In Amarillo, abortion rights advocates are fighting a ballot initiative that would make it the latest Texas community to try to bar its highways and roads from being used to travel out of state for abortion care. The proposed ban, which legal experts have challenged as unconstitutional, would rely on civil lawsuits for enforcement.
Rachel O'Leary Carmona, executive director of the Women’s March, who is based in Amarillo, said her group, alongside local organizers, was actively campaigning against it.
“There is a real pushback” in the community, she said, “to the way that this ordinance would turn neighbor against neighbor inside of our community.”
Some abortion rights supporters in states without initiatives see a Harris win, combined with state legislative action, as the clearest avenue for change.
In Georgia, which President Joe Biden carried by less than 1 percentage point in 2020, organizers have been canvassing for state candidates who support increased abortion access and might reintroduce legislation to repeal the state’s abortion ban.

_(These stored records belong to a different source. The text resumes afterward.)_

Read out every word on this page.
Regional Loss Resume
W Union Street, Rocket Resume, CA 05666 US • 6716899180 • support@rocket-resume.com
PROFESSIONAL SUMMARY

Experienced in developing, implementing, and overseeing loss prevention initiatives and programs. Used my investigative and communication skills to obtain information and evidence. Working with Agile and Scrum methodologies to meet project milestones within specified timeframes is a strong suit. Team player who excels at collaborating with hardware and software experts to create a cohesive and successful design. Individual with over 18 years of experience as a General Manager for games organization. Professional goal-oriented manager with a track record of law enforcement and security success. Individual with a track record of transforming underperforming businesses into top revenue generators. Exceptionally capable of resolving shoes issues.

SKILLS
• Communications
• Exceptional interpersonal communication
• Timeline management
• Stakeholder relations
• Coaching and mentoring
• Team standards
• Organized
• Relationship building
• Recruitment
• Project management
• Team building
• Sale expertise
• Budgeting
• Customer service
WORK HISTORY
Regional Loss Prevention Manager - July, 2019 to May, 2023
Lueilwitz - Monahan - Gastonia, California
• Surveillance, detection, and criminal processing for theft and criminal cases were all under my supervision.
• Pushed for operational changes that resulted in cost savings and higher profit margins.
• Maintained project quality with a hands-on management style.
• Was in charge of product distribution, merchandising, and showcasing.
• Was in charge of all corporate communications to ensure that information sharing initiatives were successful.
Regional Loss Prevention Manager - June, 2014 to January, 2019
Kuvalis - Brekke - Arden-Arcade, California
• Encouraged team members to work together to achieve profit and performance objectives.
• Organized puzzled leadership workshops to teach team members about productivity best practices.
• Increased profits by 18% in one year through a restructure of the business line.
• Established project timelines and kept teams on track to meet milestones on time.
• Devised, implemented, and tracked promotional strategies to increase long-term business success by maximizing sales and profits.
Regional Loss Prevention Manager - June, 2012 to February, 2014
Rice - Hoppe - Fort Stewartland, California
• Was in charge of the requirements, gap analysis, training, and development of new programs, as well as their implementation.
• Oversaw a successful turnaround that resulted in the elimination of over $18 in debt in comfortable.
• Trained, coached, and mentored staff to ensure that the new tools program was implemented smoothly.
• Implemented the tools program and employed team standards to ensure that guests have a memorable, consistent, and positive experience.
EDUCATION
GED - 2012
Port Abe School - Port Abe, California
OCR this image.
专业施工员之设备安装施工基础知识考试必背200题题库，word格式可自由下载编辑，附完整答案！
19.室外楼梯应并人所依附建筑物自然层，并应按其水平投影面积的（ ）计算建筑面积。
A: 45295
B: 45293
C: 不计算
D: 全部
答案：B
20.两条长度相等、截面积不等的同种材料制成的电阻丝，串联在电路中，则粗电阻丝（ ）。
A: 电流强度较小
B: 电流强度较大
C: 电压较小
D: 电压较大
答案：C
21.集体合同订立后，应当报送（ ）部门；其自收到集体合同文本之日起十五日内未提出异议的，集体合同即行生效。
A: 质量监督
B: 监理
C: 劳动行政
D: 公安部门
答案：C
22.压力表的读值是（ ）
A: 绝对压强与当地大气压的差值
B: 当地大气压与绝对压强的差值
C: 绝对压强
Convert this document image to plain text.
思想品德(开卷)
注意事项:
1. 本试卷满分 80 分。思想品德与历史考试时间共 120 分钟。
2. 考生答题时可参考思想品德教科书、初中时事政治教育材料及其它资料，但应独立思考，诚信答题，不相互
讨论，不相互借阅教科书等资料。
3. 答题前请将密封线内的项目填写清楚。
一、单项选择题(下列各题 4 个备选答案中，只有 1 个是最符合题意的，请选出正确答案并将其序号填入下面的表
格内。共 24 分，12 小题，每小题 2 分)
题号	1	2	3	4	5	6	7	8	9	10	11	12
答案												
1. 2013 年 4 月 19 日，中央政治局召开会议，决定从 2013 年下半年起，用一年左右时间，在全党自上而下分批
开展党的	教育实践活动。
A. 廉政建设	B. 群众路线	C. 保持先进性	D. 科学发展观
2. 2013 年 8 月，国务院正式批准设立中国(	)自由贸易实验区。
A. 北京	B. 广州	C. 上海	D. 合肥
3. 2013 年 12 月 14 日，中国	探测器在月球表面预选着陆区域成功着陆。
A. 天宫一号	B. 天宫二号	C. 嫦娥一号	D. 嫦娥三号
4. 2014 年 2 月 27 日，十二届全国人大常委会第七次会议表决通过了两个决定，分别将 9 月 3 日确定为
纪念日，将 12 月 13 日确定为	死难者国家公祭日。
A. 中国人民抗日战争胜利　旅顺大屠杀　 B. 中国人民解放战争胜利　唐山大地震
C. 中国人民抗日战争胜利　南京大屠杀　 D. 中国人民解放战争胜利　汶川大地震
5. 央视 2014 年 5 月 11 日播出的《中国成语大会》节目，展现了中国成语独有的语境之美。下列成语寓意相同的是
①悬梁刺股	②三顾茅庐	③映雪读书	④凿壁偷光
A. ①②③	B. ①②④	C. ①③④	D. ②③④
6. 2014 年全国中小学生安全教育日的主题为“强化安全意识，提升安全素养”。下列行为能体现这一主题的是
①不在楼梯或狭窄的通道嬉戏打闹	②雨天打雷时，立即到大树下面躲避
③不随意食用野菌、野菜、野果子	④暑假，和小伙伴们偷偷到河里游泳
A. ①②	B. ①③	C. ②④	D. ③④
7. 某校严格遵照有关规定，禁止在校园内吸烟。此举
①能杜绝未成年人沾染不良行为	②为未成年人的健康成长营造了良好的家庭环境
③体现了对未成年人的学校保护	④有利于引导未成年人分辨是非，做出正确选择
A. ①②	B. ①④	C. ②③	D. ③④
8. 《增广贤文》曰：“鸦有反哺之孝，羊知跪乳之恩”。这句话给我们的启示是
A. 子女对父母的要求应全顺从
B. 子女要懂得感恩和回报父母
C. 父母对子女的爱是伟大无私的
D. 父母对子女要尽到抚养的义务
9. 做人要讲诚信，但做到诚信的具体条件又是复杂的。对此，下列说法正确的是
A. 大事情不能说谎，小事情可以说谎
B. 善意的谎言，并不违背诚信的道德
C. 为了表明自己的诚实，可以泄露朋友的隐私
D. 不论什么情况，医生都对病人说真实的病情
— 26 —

The deaths of at least two women — Candi Miller and Amber Nicole Thurman — have been tied to the state’s lack of legal abortion care and an environment of uncertainty around exceptions.
OB-GYNs in the state countered a Trump visit last week with a mobile billboard on the side of a truck announcing that women “can’t afford to wait and see” whether he would sign a national abortion ban if re-elected.
Dr. Mimi Zieman, an Atlanta-based OB-GYN who helped organize the billboard, said one of her patients had struggled to find a provider willing to end her molar pregnancy, which in some cases can cause uterine cancer.
“They’re not getting the results,” she said of the anti-abortion movement. “What they are getting is women suffering along the way. As a practicing physician, I feel like it’s my duty to help remedy that.”